Schmerzensgeld iHv 40.000 EUR für unnötige Nervdurchtren­nung im Arm und anschliessender, nötig gewordener Amputation der Hand

Am 03.06.1993, nach dem Wechsel eines Keilriemens an einem Auto, verletzte sich ein 32 Jähriger Mann schwer am Ventilator der Lichtmaschine an seinem rechten Unterarm. Dort befand sich eine ca. 6 cm lange Wunde. Daraufhin suchte er schnellstmöglich eine Klinik auf. Bei der Erstversorgung durch den anwesenden Arzt der Chefarztambulanz des Kran­kenhauses diagnostizierte der Mediziner eine Schnittwunde am rechten Unterarm mit Beugesehnenverletzung. Der Arm des Patienten wurde daraufhin betäubt, die Wunde wurde angeschaut (Wundrevision) und die Beugesehnen am Übergang zum Muskel wurden vernäht. Danach erhielt der Patient eine Gipsschiene.

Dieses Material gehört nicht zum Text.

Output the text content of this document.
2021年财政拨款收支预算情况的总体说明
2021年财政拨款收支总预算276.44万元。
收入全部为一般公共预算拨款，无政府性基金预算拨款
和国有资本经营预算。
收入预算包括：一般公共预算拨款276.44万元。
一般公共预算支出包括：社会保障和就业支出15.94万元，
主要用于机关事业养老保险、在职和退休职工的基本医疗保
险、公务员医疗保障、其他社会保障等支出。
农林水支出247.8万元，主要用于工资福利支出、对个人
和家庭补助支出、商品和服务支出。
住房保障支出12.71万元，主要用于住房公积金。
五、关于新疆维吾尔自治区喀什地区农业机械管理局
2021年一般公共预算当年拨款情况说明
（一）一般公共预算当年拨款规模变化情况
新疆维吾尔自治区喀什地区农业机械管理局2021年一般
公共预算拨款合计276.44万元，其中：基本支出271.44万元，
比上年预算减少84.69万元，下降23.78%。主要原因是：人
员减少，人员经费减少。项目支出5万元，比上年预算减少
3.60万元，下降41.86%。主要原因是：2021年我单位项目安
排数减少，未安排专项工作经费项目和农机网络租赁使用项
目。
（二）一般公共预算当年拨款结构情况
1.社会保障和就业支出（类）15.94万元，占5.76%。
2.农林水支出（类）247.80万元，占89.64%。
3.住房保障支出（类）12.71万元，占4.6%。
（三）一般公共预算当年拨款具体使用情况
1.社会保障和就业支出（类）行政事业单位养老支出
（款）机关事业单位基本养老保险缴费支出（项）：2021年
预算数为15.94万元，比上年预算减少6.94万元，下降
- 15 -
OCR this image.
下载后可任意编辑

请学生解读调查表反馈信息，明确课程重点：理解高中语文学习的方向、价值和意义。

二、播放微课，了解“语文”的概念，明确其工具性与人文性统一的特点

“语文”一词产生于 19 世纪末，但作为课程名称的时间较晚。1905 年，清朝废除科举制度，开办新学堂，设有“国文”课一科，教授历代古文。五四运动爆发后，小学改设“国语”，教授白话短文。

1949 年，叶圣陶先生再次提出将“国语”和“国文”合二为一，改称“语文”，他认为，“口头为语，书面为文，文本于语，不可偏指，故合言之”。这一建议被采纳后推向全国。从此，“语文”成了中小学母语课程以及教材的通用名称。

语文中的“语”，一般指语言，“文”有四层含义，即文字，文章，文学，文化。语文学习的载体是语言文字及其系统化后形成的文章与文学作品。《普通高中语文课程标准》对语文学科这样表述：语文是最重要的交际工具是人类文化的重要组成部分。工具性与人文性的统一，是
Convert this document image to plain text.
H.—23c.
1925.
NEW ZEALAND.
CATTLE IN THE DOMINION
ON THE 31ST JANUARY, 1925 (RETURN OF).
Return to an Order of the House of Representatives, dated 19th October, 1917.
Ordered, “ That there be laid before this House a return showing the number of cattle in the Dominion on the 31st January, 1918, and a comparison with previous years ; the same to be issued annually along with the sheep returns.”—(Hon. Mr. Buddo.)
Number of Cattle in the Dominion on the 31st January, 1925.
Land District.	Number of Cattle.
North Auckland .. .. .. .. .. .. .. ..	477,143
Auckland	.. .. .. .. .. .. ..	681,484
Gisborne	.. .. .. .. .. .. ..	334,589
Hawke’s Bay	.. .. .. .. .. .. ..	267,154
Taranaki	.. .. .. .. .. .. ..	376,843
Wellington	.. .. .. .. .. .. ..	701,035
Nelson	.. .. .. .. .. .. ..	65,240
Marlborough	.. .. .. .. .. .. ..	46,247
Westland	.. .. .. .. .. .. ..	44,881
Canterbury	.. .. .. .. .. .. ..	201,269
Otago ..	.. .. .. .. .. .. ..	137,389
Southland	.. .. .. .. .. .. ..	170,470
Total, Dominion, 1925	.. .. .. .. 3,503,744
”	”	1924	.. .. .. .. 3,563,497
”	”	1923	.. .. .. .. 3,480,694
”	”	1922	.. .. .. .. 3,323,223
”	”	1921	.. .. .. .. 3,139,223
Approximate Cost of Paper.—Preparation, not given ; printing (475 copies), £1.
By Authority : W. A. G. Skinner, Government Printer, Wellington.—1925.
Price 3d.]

Am nächsten Tag kam der Patient nochmals in die Klink und klagte über starke Schmerzen bei Bewegungen des Handgelenks. Daraufhin wurde der Gips etwas lockerer eingestellt.

Am 06.06.1993 litt der Patient immer noch an starken Schmerzen im Bereich der Wunde. Bei einer weiteren Untersuchung in der Klink wurde eine Schwellung und ein Bluterguss (Hämatom) am Arm beobachtet.

Am Tag darauf wurde ein Verbandswechsel und eine Fingerschiene angebracht und der Patient an einen Durchgangsarzt (ein Facharzt für Chirurgie mit Schwerpunkt Unfallchirurgie oder ein Facharzt für Orthopädie und Unfallchirurgie mit Zusatzbezeichnung „Spezielle Unfallchirurgie“, der von den Berufsgenossenschaften eine besondere Zulassung erhalten hat) verwiesen. Dieser überwies ihn wegen anhaltender Schmerzen weiter an einen Neurologen. Der Neurologe untersuchte den Patienten und stellte eine Funktions­störung eines Nervs im Arm fest.

Nach weiteren Konsultationen bei Ärzten und Kliniken und keinen Besserungen des Schmerz-Zustandes des Patienten wurden am 25.08.1993 und am 11.07.1994 Revisions-OPs durchgeführt. Auch diese führten zu keiner Klärung und Verbesserung der Schmerzen. Vom 20.09.1994 bis zum 11.10.1994 wurde der Patient in eine Reha-Maßnahme überführt. Diese Maßnahme brach der Patient auf eigenen Wunsch ab, um sich bei einem anderen Arzt in Behandlung zu begeben.

Mit dem Ziel eine Linderung der starken Schmerzen des Patienten herbeizuführen, führte der Arzt mit Zustimmung des Patienten eine Nervdurchtrennungs-OP zur Schmerzausschaltung durch. Die Durchtren­nung der Stammnerven der Hand des Patienten war laut Gutachter „weder eine standardisierte noch eine medizinisch anerkannte noch überhaupt eine geeignete chirurgische Maß­nahme gewesen die Schmerzen zu lindern““. Es sei daher unverständlich, warum die Nervdurchtrennungs-OP überhaupt durchgeführt worden sei.

Am 28.02.1995 stellte sich der Patient in einer weiteren Klinik vor. Der dortige Professor stellte eine hundertprozentige Funktionsbeeinträchtigung des rechten Armes fest. Nach weiteren Konsultationen in einer Uniklinik wegen anhaltender Schmerzen und Ausfalls der Nerven musste am 27.11.1995 innerhalb eines stationären Aufenthalts eine Unter­armamputation des rechten Armes durchgeführt werden. Weitere Aufenthalte zur Anpassung einer Unterarmschmuckprothese und Anfang 2006 zur Nach­amputation des rechten Armstumpfes wurden erforderlich.

Im Ergebnis wurde dem Patienten wegen der fehlerhaften unfallchirurgischen Erstversorgung (führte zu einer Nervirritation im Verletzungsbereich) am 03.06.1993 und wegen des als grob fehlerhaft eingestuf­ten Eingriffs vom 24.11.1994 (Nervdurchtren­nung) ein Schmerzensgeld iHv 40.000 EUR zugesprochen.